Halliwell-Phillipps was the first to note that here is a very pointed reference to the second scene of the third act of _Julius Cæsar_, as the antithesis brought out is not indicated in any of Shakespeare's historical sources. The fact that Weever states in his Dedication that the _Mirror_ "some two years agoe was made fit for the print" has been held by Mr. Percy Simpson[1] to indicate that the play was not brought out later than 1599, a conclusion supported, he thinks, by a passage in Ben Jonson's _Every Man out of His Humour_, produced in that year, where Clove (III, i) says, "Then coming to the pretty animal, as _Reason long since is fled to animals_, you know," which may be a sneering allusion to Antony's "O judgment! thou art fled to brutish beasts" (III, ii, 104). The "_Et tu, Brute_" quotation in the same play has been used to strengthen the argument. But the lines from the _Mirror of Martyrs_ quoted above may easily have been inserted by Weever into his poem in consequence of the popularity of Shakespeare's play. This contemporary popularity is well attested. Leonard Digges,[2] in his verses _Upon Master William Shakespeare_ prefixed to the 1640 edition of Shakespeare's Poems, thus compares it with that of Ben Jonson's Roman plays:
So have I seene, when Cesar would appeare, And on the Stage at halfe-sword parley were _Brutus_ and _Cassius_: oh how the Audience Were ravish'd, with what new wonder they went thence, When some new day they would not brooke a line Of tedious (though well laboured) _Catiline_; _Sejanus_ too was irkesome, they priz'de more Honest _Iago_, or the jealous _Moore_.
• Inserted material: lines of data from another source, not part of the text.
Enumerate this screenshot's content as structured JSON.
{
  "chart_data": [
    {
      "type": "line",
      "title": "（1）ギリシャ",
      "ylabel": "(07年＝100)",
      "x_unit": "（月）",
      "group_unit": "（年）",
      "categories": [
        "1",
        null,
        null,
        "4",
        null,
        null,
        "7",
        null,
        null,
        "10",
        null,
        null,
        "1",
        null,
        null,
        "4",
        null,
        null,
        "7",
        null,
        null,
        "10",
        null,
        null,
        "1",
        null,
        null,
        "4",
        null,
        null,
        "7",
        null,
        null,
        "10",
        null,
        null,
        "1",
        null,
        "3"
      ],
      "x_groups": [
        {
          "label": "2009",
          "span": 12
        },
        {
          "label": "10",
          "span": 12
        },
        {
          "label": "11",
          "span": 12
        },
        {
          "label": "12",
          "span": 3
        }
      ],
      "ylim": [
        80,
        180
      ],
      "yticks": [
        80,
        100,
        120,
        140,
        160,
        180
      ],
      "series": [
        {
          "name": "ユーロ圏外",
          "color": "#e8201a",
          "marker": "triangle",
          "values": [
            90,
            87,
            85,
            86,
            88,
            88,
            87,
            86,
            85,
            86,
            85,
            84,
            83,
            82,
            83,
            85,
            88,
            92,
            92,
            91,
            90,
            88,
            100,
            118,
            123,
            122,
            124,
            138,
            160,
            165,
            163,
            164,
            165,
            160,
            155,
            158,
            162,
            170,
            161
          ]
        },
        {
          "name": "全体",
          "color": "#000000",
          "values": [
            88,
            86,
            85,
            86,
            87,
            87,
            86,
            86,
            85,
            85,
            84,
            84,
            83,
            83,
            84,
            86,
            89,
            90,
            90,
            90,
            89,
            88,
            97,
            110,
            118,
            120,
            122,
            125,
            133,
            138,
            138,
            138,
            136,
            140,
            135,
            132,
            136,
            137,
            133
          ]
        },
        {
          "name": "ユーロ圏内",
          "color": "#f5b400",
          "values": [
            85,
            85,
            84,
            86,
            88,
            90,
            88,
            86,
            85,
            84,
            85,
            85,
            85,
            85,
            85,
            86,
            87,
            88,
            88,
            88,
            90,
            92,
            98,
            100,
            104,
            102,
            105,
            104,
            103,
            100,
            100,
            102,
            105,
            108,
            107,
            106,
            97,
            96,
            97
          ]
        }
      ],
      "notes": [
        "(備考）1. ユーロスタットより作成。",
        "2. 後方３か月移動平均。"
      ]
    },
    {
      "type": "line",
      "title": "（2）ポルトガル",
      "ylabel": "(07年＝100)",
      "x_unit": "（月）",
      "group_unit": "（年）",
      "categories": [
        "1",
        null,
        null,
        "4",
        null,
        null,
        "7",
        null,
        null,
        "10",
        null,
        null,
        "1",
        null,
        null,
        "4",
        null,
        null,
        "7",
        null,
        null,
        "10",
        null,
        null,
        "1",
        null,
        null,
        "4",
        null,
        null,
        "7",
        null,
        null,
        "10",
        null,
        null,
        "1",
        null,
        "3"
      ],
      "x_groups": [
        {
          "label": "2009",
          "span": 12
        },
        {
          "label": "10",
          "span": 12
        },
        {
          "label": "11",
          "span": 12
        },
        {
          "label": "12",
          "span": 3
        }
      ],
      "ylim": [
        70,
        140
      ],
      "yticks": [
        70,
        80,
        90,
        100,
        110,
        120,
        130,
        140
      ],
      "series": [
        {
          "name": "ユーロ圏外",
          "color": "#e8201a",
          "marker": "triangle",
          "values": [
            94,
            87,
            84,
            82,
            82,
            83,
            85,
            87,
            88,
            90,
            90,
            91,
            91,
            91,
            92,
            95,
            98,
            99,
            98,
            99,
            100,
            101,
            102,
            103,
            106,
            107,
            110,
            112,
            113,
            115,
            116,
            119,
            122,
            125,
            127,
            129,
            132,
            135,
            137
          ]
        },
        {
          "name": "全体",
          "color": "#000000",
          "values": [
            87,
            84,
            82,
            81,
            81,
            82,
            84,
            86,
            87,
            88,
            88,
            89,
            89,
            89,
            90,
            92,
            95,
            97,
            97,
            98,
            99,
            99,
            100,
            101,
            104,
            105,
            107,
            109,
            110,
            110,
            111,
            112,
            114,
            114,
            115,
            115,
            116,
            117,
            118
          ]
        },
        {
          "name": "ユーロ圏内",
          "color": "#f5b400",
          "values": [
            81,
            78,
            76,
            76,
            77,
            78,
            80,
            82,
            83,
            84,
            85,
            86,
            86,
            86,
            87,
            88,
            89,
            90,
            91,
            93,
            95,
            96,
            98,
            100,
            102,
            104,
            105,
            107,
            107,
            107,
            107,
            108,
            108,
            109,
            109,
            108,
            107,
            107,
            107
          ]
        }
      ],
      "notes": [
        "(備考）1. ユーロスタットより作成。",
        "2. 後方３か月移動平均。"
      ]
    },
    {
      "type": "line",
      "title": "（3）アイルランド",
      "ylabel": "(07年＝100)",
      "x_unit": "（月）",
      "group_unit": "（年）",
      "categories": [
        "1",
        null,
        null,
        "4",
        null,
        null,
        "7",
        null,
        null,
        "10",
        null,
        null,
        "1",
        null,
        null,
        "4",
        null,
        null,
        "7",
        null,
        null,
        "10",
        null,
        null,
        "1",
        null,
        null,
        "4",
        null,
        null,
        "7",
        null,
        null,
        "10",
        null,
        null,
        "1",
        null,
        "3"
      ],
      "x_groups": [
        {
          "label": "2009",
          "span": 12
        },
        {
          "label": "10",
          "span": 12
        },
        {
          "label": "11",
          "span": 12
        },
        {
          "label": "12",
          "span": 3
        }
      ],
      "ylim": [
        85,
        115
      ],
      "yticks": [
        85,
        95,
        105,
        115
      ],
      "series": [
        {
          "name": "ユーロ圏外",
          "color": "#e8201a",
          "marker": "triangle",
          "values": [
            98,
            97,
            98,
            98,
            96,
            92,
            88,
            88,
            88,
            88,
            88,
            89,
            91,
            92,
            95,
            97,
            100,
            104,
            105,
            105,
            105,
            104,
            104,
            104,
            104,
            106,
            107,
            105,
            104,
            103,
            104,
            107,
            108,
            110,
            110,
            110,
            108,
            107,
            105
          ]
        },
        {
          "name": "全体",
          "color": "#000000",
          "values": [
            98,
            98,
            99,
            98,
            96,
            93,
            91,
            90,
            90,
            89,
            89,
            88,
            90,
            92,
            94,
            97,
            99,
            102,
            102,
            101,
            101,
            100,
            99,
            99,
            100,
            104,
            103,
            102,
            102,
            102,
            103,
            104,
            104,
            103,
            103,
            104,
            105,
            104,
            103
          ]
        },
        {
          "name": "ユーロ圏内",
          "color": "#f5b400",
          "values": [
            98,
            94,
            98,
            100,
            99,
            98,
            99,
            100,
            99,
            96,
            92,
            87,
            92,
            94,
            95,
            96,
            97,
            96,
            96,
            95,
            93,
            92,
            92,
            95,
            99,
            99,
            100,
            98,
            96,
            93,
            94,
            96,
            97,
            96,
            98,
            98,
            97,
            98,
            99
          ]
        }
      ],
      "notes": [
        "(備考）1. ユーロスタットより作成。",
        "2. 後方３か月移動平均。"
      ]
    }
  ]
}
[Footnote 1: In _Notes and Queries_, February, 1899.]
[Footnote 2: Leonard Digges also wrote verses "To the Memorie of the deceased Authour Maister W. Shakespeare," prefixed to the First Folio.]
"Fustian" Clove's quotation may apply to references to the Pythagorean doctrine of the transmigration of souls in Shakespeare's earlier plays and other Elizabethan literature; and little can be based upon the "_Et tu, Brute_" quotation, as Ben Jonson may have drawn it from the same source as Shakespeare did.